The Office of the Inspector General is investigating whether political appointees of then-President Donald Trump removed the taxpayer-funded presents from the State Department gift vault in January and took them home, a department official with knowledge of the events said. The official said the dollar value of the missing gifts is “significant.”

The latest probe into missing gifts was first reported by The New York Times. The paper identified the missing items as gift bags meant for foreign leaders at a Group of Seven summit that was supposed to be held at Camp David in 2020 but was canceled because of the pandemic. The gift bags included leather portfolios, pewter trays and marble boxes with the presidential seal or Donald and Melania Trump’s signatures, the Times reported. The newspaper cited public documents from the federal government, interviews with current and former officials, and statements from several departments and agencies for its story.

The inspector general’s broad look at missing gifts during the Trump administration also includes a whiskey bottle worth $5800 that was given to then-Secretary of State Mike Pompeo by the Japanese but then disappeared.

Aug. 5, 202101:47

Pompeo said he never received it. “It never got to me,” he told Fox News earlier this year. “I have no idea how the State Department lost this thing — although I saw enormous incompetence at the State Department during my time there.”

The inspector general’s office declined comment.

A State official said the department “takes seriously its role in reporting the disposition of certain gifts received by U.S. government employees.
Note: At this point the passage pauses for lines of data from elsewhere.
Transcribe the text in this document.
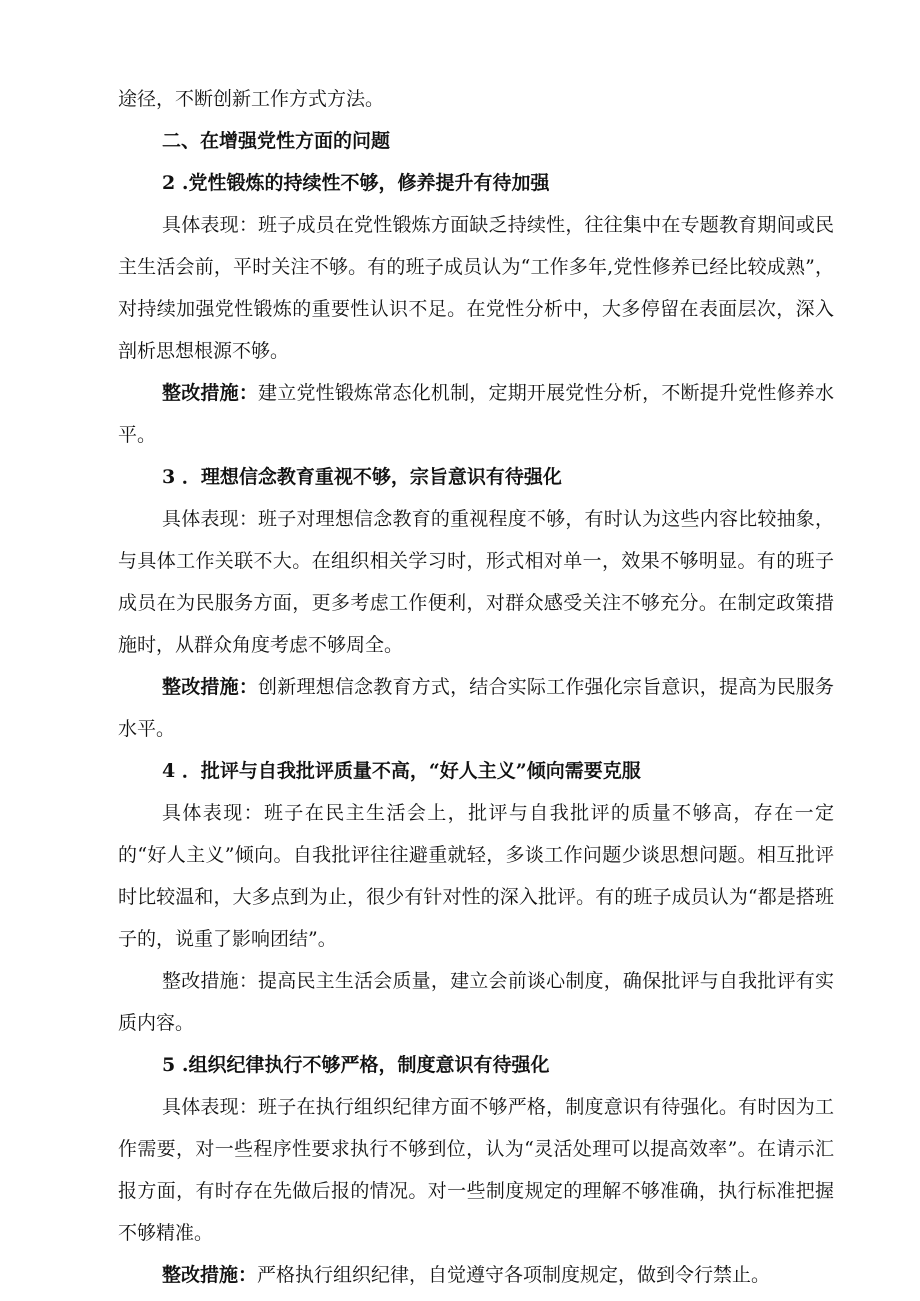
途径，不断创新工作方式方法。

二、在增强党性方面的问题

2 .党性锻炼的持续性不够，修养提升有待加强

具体表现：班子成员在党性锻炼方面缺乏持续性，往往集中在专题教育期间或民主生活会前，平时关注不够。有的班子成员认为“工作多年,党性修养已经比较成熟”，对持续加强党性锻炼的重要性认识不足。在党性分析中，大多停留在表面层次，深入剖析思想根源不够。

整改措施：建立党性锻炼常态化机制，定期开展党性分析，不断提升党性修养水平。

3 ．理想信念教育重视不够，宗旨意识有待强化

具体表现：班子对理想信念教育的重视程度不够，有时认为这些内容比较抽象，与具体工作关联不大。在组织相关学习时，形式相对单一，效果不够明显。有的班子成员在为民服务方面，更多考虑工作便利，对群众感受关注不够充分。在制定政策措施时，从群众角度考虑不够周全。

整改措施：创新理想信念教育方式，结合实际工作强化宗旨意识，提高为民服务水平。

4 ．批评与自我批评质量不高，“好人主义”倾向需要克服

具体表现：班子在民主生活会上，批评与自我批评的质量不够高，存在一定的“好人主义”倾向。自我批评往往避重就轻，多谈工作问题少谈思想问题。相互批评时比较温和，大多点到为止，很少有针对性的深入批评。有的班子成员认为“都是搭班子的，说重了影响团结”。

整改措施：提高民主生活会质量，建立会前谈心制度，确保批评与自我批评有实质内容。

5 .组织纪律执行不够严格，制度意识有待强化

具体表现：班子在执行组织纪律方面不够严格，制度意识有待强化。有时因为工作需要，对一些程序性要求执行不够到位，认为“灵活处理可以提高效率”。在请示汇报方面，有时存在先做后报的情况。对一些制度规定的理解不够准确，执行标准把握不够精准。

整改措施：严格执行组织纪律，自觉遵守各项制度规定，做到令行禁止。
These gifts are the property of the American people and must be accounted for accurately.”

The official said the department is searching for “the whereabouts of gifts that are unaccounted for and the circumstances that led to their disappearance.”

The State Department’s office of protocol is required to record gifts given to U.S. officials and keep track of their disposition. Recipients have the option of turning gifts of a certain value over to the National Archives or another government entity or purchasing them for personal use by reimbursing the Treasury Department for their value.

Trump received a number of expensive gifts in office, the State Department has said, including a 9mm pistol from the Czech Republic and a hardwood bench carved to resemble a jaguar from Brazil. They were sent to the National Archives.